PC controller – this is the most popularly used FCT as a result of its accessibility. Furthermore, its low prices contribute more to its use. In such a case, the file processing and data output of the test results could be accomplished on a workstation’s operating system. Also, the overall functioning of the test application is rather straightforward.

PCL controller- during development mode, it is a standard FCT focusing on the need to regulate induction components. In professional industrial control, the most commonly used controllers are PCLs.

What is the Process of the Functional Circuit Test?

Planning the tests you plan on performing is normally the first step before you start FCT testing. 

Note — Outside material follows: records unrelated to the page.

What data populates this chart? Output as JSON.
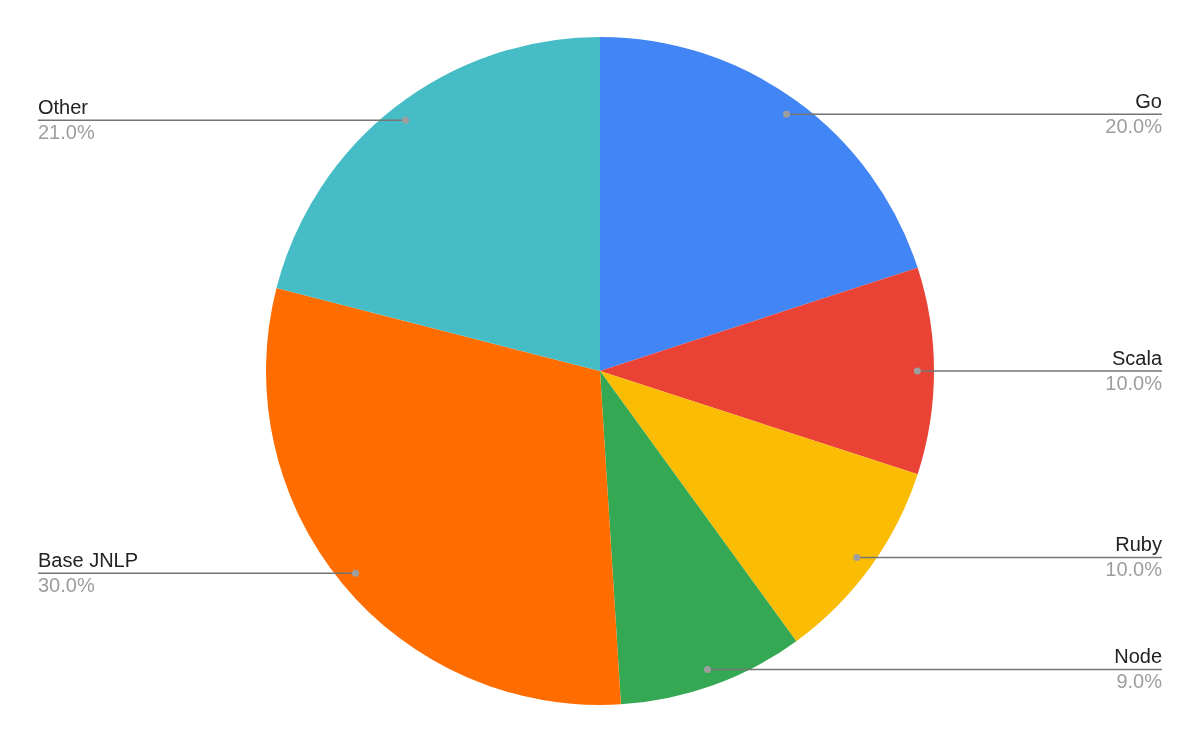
{
  "chart_data": {
    "type": "pie",
    "categories": [
      "Go",
      "Scala",
      "Ruby",
      "Node",
      "Base JNLP",
      "Other"
    ],
    "values": [
      20,
      10,
      10,
      9,
      30,
      21
    ],
    "value_labels": [
      "20.0%",
      "10.0%",
      "10.0%",
      "9.0%",
      "30.0%",
      "21.0%"
    ],
    "colors": [
      "#4285f4",
      "#ea4335",
      "#fbbc04",
      "#34a853",
      "#ff6d01",
      "#46bdc6"
    ]
  }
}
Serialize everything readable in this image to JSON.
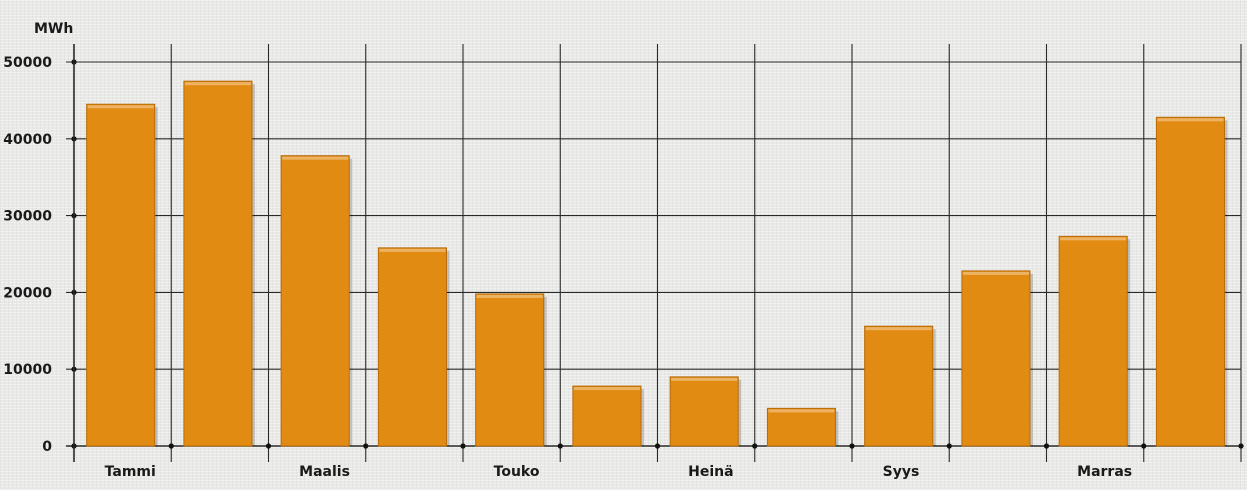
{
  "chart_data": {
    "type": "bar",
    "ylabel": "MWh",
    "ylim": [
      0,
      50000
    ],
    "yticks": [
      "0",
      "10000",
      "20000",
      "30000",
      "40000",
      "50000"
    ],
    "categories": [
      "Tammi",
      "",
      "Maalis",
      "",
      "Touko",
      "",
      "Heinä",
      "",
      "Syys",
      "",
      "Marras",
      ""
    ],
    "values": [
      44500,
      47500,
      37800,
      25800,
      19800,
      7800,
      9000,
      4900,
      15600,
      22800,
      27300,
      42800
    ],
    "grid": true,
    "colors": {
      "bar": "#e28b12",
      "bar_shadow": "#b86b06",
      "grid": "#2a2a2a"
    }
  }
}
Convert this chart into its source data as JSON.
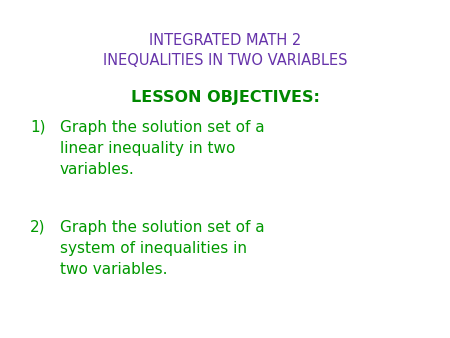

Functional testing involves connecting your electronic device to your test system and running a series of tests in order to make sure all the components are properly working.

The proper electrical connection between various parts is verified by applying signals and power and measuring the output in load and voltage.

Depending on the complexity of your PCB design, operators need to perform various tests, including logic tests, signal integrity tests, and power-on tests.

If the tests uncover any issues, professionals isolate the problem and determine the root of the problem. Any issues have to be addressed before the product is released into the market.

If the board is clear on all tests, it is cleared for further production operations and later released to the market.

Manufacturers must make sure that all FCT tests are done in accordance with industry regulations and standards.

This entails ensuring the test system is properly calibrated and maintained, and every element is tested according to its specification.

Furthermore, manufacturers have to document every test result and keep records of any modifications or changes made during the process.

Defects and Faults Found By FCT

FCT testing for different circuit issues and defects that could occur in the PCB fabrication stage. By using test signals and measuring the output response. The following are some of the issues that could be detected.

• Short circuits – unintended conductive bridges between 2 points not meant to be connected according to the design schematics. This could be caused by unwanted soldering, drill errors (such as plating through a hole wall), or copper smearing.
• Open circuits – breaks in the conductive path between points that should be connected according to the design schematics. This could be caused by incomplete holes, fabrication flaws, thinning and gaps in copper traces.
• Leakage – unwanted current flowing through points that should be isolated, thus indicating issues with the insulation resistance. This is often a result of contaminants such as residue on the PCB surface or moisture.
• Value faults – when impedances such as resistances or capacitances are out of tolerance from their designed value as a result of flaws or variations in fabricated parts on the PCB.
• Intermittent faults – defects appearing intermittently as you conduct the tests, indicating unstable or marginal connections that will likely cause reliability problems over time.
• Impedance faults – improper characteristic impedance of transmission lines, such as microstrips, that could impair signal integrity at high frequencies.
• Crosstalk – unintended signal coupling between neighboring components, traces, or vias as a result of fabrication variations. This could cause noise and interference. 
• Circuit logic faults – circuits failing FCT testing as a result of problems with the fabricated components or connections preventing proper logic function according to the design.

Summary

Technician inserting electronic components into a PDB for assembly

A PCB FCT test is essential during the PCB manufacturing process. This will help ensure that your boards are functioning as they should and that there are no errors or defects.

If you’re looking for a quality PCB manufacturer, be sure to ask about their testing procedures and whether or not they include a functional test of the boards.